Le vaccin, appelé RTS,S (ou Mosquirix®), agit contre P. falciparum qui est à l’origine de la forme la plus mortelle de paludisme dans le monde et ayant la plus grande prévalence en Afrique.

«Le déploiement de ce vaccin de première génération marque un tournant historique dans la lutte contre le paludisme», se réjouit le Dr Pedro Alonso, Directeur du Programme mondial de lutte antipaludique de l’OMS. «Ces projets fourniront les données en conditions réelles dont nous avons besoin pour prendre des décisions sur le déploiement du vaccin à grande échelle.»

Le RTS,S n’étant que partiellement efficace, il sera essentiel de rechercher le paludisme chez tout patient vacciné présentant une fièvre et de traiter tous ceux qui auront un diagnostic confirmant le paludisme avec des médicaments antipaludiques efficaces et de qualité.
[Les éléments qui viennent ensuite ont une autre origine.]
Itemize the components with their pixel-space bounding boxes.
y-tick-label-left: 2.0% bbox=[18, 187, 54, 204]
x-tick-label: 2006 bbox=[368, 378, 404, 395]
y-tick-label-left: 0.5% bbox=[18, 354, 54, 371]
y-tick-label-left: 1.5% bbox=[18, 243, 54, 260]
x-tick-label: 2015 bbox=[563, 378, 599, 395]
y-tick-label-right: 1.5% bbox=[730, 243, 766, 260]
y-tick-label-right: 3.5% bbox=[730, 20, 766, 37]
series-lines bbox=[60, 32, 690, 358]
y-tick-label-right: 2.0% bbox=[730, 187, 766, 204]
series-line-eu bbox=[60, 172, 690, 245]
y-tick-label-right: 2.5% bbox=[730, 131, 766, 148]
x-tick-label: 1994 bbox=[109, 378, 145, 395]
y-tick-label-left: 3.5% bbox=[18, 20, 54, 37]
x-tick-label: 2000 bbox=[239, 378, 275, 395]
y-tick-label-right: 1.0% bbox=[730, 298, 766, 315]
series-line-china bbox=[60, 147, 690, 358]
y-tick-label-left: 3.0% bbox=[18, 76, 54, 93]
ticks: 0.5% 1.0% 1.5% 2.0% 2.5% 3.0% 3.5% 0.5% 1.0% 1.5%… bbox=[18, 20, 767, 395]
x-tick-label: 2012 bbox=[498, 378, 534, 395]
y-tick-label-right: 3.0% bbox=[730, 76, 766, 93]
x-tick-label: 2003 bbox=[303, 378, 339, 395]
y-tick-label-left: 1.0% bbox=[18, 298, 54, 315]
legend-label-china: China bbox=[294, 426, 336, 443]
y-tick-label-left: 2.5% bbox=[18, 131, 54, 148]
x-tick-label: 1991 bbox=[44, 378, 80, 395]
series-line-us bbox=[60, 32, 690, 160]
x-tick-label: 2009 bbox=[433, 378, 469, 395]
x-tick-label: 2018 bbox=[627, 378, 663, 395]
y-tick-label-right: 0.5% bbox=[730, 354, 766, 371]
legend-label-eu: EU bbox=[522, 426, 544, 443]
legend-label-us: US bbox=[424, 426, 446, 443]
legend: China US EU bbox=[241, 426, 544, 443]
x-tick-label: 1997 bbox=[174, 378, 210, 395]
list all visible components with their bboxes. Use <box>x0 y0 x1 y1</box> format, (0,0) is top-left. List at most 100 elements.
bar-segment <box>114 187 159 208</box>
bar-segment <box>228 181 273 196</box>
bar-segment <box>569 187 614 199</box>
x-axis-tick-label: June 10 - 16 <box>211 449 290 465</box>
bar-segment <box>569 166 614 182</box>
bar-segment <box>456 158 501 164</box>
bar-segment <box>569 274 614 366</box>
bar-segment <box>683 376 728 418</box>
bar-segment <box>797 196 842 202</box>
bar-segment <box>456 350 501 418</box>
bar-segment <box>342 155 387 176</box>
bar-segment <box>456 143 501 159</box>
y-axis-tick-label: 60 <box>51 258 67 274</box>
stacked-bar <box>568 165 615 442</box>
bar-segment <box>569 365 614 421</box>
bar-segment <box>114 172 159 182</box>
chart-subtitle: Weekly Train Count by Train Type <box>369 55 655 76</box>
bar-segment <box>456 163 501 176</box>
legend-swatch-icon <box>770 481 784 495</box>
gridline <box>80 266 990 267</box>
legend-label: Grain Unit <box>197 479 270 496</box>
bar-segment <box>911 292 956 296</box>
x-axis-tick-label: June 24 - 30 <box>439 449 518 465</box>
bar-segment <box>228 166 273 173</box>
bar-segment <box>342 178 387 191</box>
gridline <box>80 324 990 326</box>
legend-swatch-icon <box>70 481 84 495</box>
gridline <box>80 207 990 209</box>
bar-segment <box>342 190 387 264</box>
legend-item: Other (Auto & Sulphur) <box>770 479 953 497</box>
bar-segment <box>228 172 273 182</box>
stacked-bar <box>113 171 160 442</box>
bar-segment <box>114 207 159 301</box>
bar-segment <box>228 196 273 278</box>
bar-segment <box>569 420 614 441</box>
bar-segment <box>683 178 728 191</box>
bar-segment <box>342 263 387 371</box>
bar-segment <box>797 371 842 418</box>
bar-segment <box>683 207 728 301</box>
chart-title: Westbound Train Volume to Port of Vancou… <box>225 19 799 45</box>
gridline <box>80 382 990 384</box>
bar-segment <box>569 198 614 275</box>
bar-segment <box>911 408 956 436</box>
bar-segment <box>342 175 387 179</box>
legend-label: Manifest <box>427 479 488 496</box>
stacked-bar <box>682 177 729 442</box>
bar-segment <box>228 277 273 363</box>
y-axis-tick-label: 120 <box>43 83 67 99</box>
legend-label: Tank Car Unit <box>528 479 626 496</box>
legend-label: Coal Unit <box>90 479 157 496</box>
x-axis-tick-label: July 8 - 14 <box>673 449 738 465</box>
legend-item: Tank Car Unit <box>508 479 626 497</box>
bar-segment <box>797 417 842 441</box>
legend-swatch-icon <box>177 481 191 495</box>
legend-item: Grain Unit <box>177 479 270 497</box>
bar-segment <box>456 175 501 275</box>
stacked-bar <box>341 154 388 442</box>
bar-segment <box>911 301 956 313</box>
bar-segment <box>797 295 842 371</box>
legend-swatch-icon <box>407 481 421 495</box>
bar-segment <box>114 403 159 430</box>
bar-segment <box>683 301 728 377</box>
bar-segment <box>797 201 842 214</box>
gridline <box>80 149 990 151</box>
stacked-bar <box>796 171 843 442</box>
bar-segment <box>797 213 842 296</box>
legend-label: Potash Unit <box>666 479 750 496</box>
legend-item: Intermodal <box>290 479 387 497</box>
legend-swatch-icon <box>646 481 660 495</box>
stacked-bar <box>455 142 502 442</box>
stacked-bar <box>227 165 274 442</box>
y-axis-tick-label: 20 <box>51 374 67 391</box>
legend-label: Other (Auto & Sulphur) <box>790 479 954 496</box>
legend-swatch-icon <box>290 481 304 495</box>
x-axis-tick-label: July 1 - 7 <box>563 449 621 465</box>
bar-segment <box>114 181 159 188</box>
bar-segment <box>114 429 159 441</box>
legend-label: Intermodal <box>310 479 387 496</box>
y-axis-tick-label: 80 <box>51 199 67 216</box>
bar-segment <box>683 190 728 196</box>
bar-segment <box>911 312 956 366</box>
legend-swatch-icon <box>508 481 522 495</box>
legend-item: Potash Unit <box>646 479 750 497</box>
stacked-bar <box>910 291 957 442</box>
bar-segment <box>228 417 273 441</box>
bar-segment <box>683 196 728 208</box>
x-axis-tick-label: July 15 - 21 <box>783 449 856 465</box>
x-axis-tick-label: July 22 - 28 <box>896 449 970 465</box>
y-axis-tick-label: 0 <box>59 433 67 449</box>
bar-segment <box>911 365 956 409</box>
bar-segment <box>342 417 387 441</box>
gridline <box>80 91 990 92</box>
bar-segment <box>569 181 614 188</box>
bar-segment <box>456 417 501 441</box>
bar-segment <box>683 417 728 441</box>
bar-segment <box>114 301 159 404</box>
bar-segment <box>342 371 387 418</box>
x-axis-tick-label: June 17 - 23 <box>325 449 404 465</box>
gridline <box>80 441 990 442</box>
Mosquirix® apparaît en outre comme un outil devant compléter l’ensemble des mesures de prévention, de diagnostic et de traitement recommandées par l’OMS. Il sera utilisé en association avec les interventions actuelles : moustiquaires à imprégnation durable, pulvérisations d’insecticide sur les murs à l’intérieur des habitations, traitement préventif pour les nourrissons et pendant la grossesse, tests de diagnostic rapide…

Le RTS,S a été mis au point dans le cadre d’un partenariat entre GlaxoSmithKline et la Malaria Vaccine Initiative (MVI) du PATH, avec l’appui de la Fondation Bill & Melinda Gates et d’un réseau de centres africains de recherche.